In case you were getting worried about the relative calm in foreign exchange markets, you might not need to fear for much longer. With as many as six central bank meetings this week, there is the potential for a whole host of chaos to play out in the foreign exchange market. A decision from the Swedish central bank, the Riksbank, will precede a decision by US Federal Reserve and the Bank of Japan on Wednesday. On super Thursday, the Bank of England, Norges Bank (Norway) and Swiss National Bank will all publish decisions of their own. Each of these central banks has their own idiosyncratic challenges to deal with. However, they all share one universal challenge: in the face of rising inflation, how to maintain favourable financing conditions to support recovery whilst maintaining credibility.
It is perhaps the Norwegian Krone that has the most to gain from the decision this week. An election last week in Norway saw some political risk being priced out of the currency, allowing NOK-termed currency pairs to fall. Despite the transition of power to the centre-left of the political spectrum, the passing of the risk event manifested in the election meant that stronger levels of investor confidence have bolstered demand for the Krone. Rising wholesale costs of energy have also encouraged demand for the Krone given Norway’s presence in the oil and gas market and its abundance of natural-resource-derived wealth. Skyrocketing wholesale gas prices as we wrote about yesterday are feeding into wholesale energy and oil markets too. The UK government’s own action and response plan to rising energy prices even lists the North Sea pipeline between Norway and the UK as a key alternative to stave off UK energy shortages this winter.
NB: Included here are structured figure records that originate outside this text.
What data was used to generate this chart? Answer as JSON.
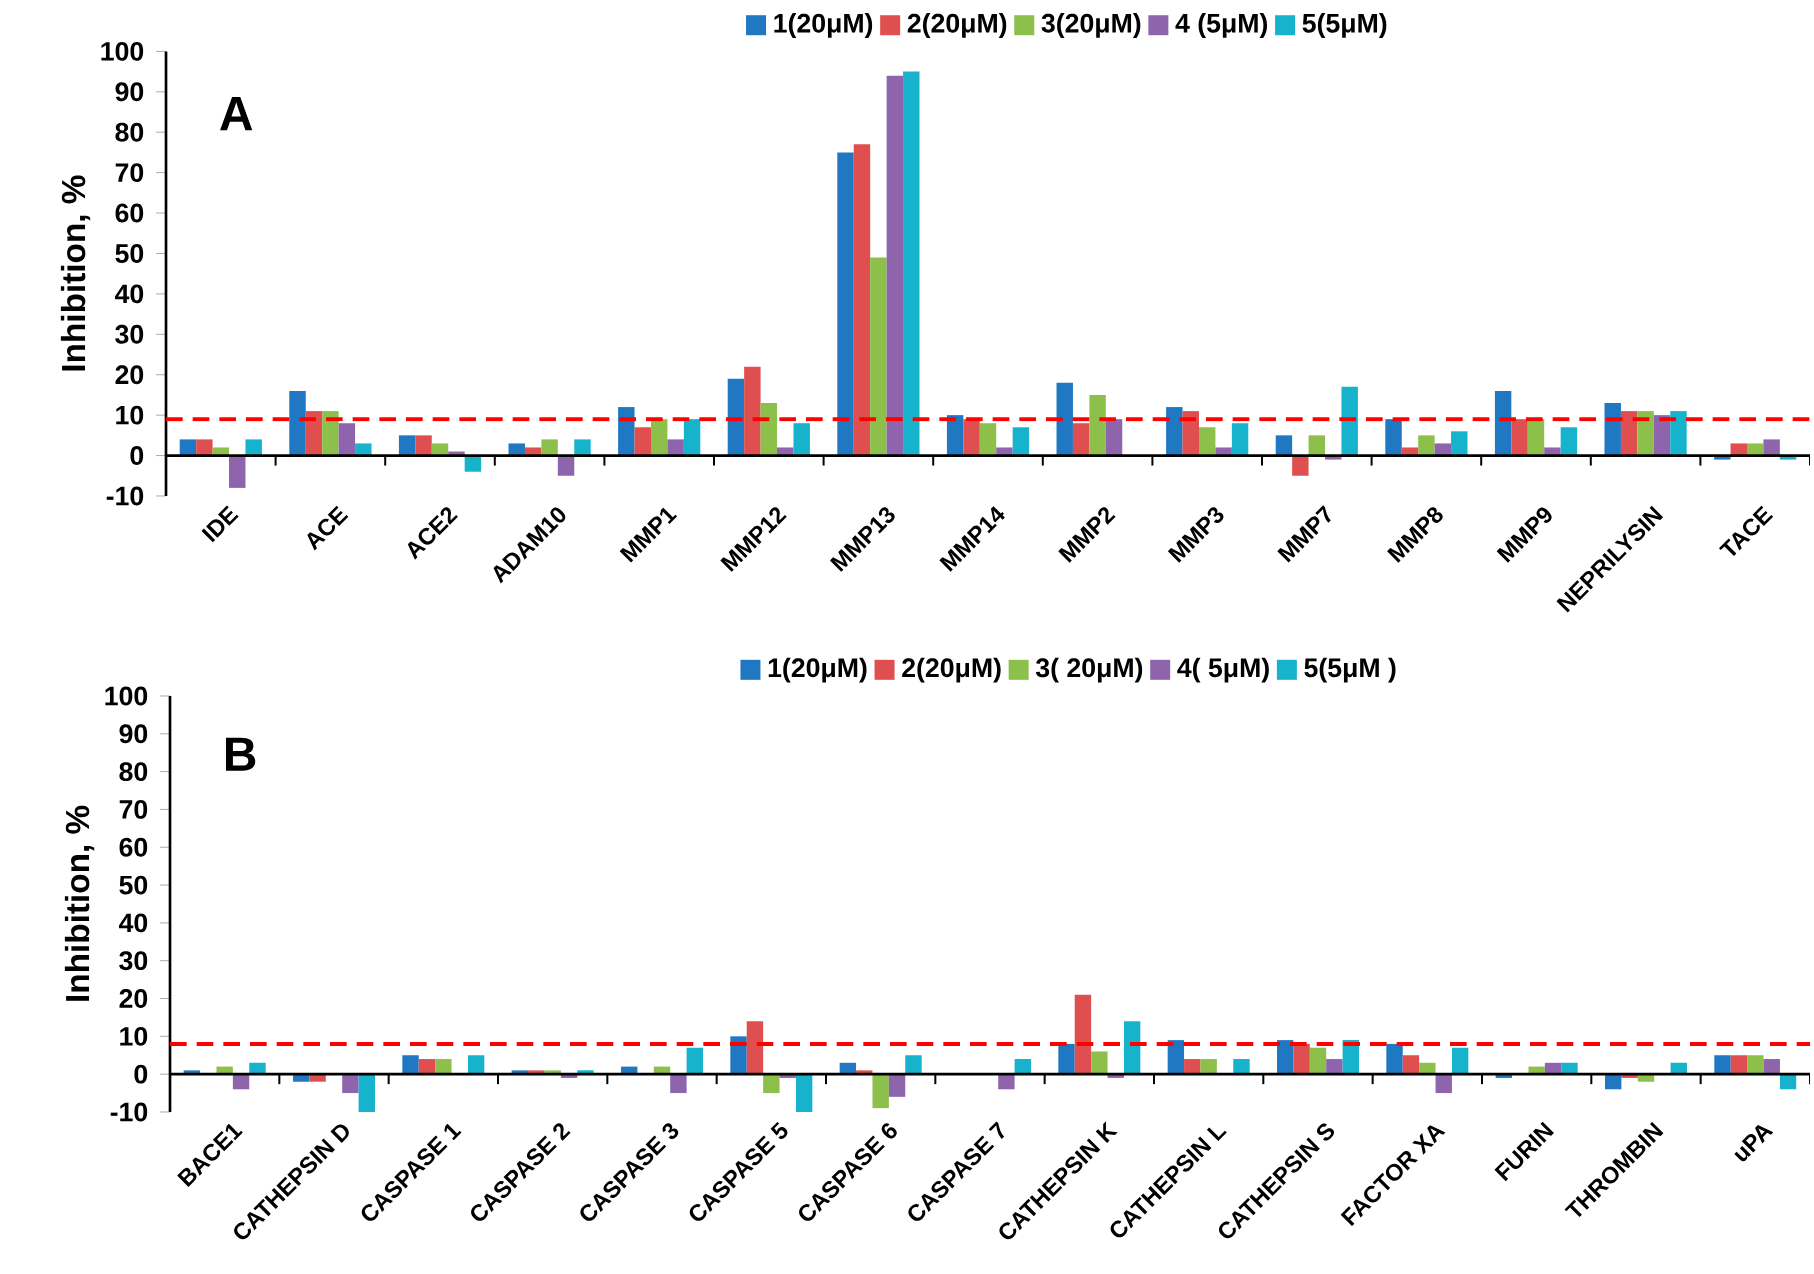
{
  "chart_data": [
    {
      "type": "bar",
      "ylabel": "Inhibition, %",
      "annotations": [
        "A"
      ],
      "categories": [
        "IDE",
        "ACE",
        "ACE2",
        "ADAM10",
        "MMP1",
        "MMP12",
        "MMP13",
        "MMP14",
        "MMP2",
        "MMP3",
        "MMP7",
        "MMP8",
        "MMP9",
        "NEPRILYSIN",
        "TACE"
      ],
      "series": [
        {
          "name": "1(20μM)",
          "color": "#1f78c1",
          "values": [
            4,
            16,
            5,
            3,
            12,
            19,
            75,
            10,
            18,
            12,
            5,
            9,
            16,
            13,
            -1
          ]
        },
        {
          "name": "2(20μM)",
          "color": "#e04f4f",
          "values": [
            4,
            11,
            5,
            2,
            7,
            22,
            77,
            9,
            8,
            11,
            -5,
            2,
            9,
            11,
            3
          ]
        },
        {
          "name": "3(20μM)",
          "color": "#8cc04a",
          "values": [
            2,
            11,
            3,
            4,
            9,
            13,
            49,
            8,
            15,
            7,
            5,
            5,
            9,
            11,
            3
          ]
        },
        {
          "name": "4 (5μM)",
          "color": "#8e65ad",
          "values": [
            -8,
            8,
            1,
            -5,
            4,
            2,
            94,
            2,
            9,
            2,
            -1,
            3,
            2,
            10,
            4
          ]
        },
        {
          "name": "5(5μM)",
          "color": "#17b3cc",
          "values": [
            4,
            3,
            -4,
            4,
            9,
            8,
            95,
            7,
            0,
            8,
            17,
            6,
            7,
            11,
            -1
          ]
        }
      ],
      "ylim": [
        -10,
        100
      ],
      "yticks": [
        -10,
        0,
        10,
        20,
        30,
        40,
        50,
        60,
        70,
        80,
        90,
        100
      ],
      "legend": "top",
      "ref_lines": [
        {
          "axis": "y",
          "value": 9,
          "color": "#ff0000",
          "line_style": "dashed"
        }
      ]
    },
    {
      "type": "bar",
      "ylabel": "Inhibition, %",
      "annotations": [
        "B"
      ],
      "categories": [
        "BACE1",
        "CATHEPSIN D",
        "CASPASE 1",
        "CASPASE 2",
        "CASPASE 3",
        "CASPASE 5",
        "CASPASE 6",
        "CASPASE 7",
        "CATHEPSIN K",
        "CATHEPSIN L",
        "CATHEPSIN S",
        "FACTOR XA",
        "FURIN",
        "THROMBIN",
        "uPA"
      ],
      "series": [
        {
          "name": "1(20μM)",
          "color": "#1f78c1",
          "values": [
            1,
            -2,
            5,
            1,
            2,
            10,
            3,
            0,
            8,
            9,
            9,
            8,
            -1,
            -4,
            5
          ]
        },
        {
          "name": "2(20μM)",
          "color": "#e04f4f",
          "values": [
            0,
            -2,
            4,
            1,
            0,
            14,
            1,
            0,
            21,
            4,
            8,
            5,
            0,
            -1,
            5
          ]
        },
        {
          "name": "3( 20μM)",
          "color": "#8cc04a",
          "values": [
            2,
            0,
            4,
            1,
            2,
            -5,
            -9,
            0,
            6,
            4,
            7,
            3,
            2,
            -2,
            5
          ]
        },
        {
          "name": "4( 5μM)",
          "color": "#8e65ad",
          "values": [
            -4,
            -5,
            0,
            -1,
            -5,
            -1,
            -6,
            -4,
            -1,
            0,
            4,
            -5,
            3,
            0,
            4
          ]
        },
        {
          "name": "5(5μM )",
          "color": "#17b3cc",
          "values": [
            3,
            -10,
            5,
            1,
            7,
            -10,
            5,
            4,
            14,
            4,
            9,
            7,
            3,
            3,
            -4
          ]
        }
      ],
      "ylim": [
        -10,
        100
      ],
      "yticks": [
        -10,
        0,
        10,
        20,
        30,
        40,
        50,
        60,
        70,
        80,
        90,
        100
      ],
      "legend": "top",
      "ref_lines": [
        {
          "axis": "y",
          "value": 8,
          "color": "#ff0000",
          "line_style": "dashed"
        }
      ]
    }
  ]
}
Yesterday too, Norway committed to exporting more oil to Europe this winter, which at current prices will create even stronger capital flows into the country. The external demand flowing into Norway has allowed the Norges Bank a preferential position to deal with the challenge of balancing rising inflation whilst maintaining credible yet accommodative financing conditions. External demand has supported the economic recovery in Norway and therefore allowed the central bank breathing room to normalise monetary policy and restrict the monetary support provided throughout the pandemic.
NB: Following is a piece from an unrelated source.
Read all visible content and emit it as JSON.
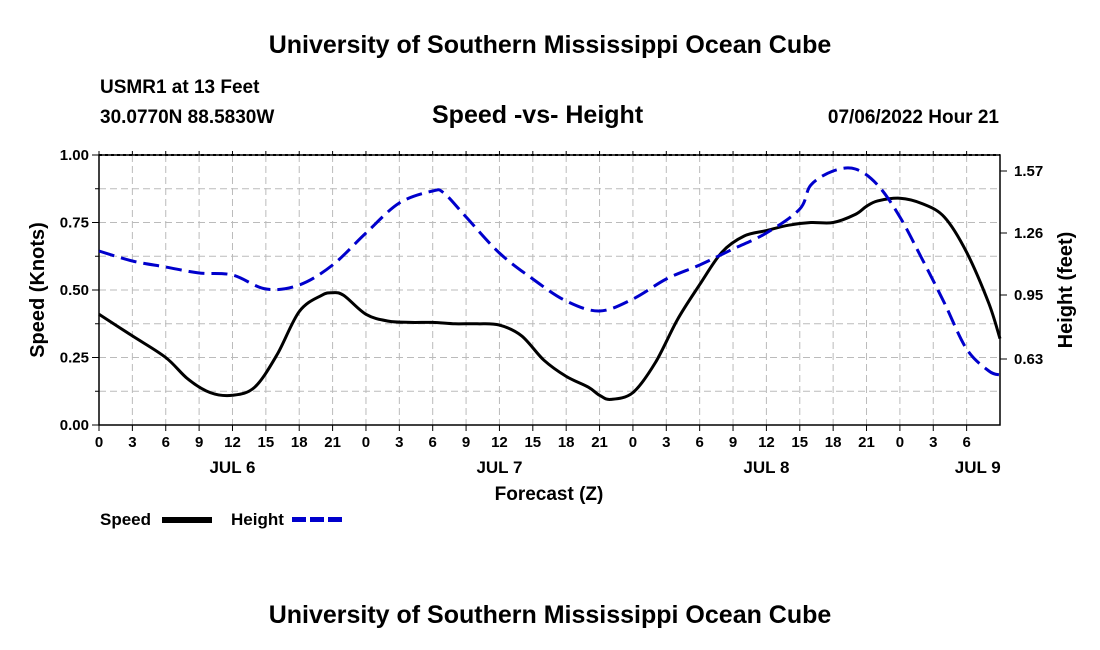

In line with this position, the Norges Bank has signposted a rate hike this month since their last policy meeting. Given the credibility of this hike, it is likely fully priced into the spot price of NOK today. However, it is the new rate-path projections that could provide further upside to the Krone. The money market is not pricing in another rate hike this year, however, it is possible that the central bank could put this on the table at their policy meeting this week. It is also possible that the 100 basis points worth of tightening projected by the end of 2022 could be further endowed by the Bank’s comments and forecasts this week.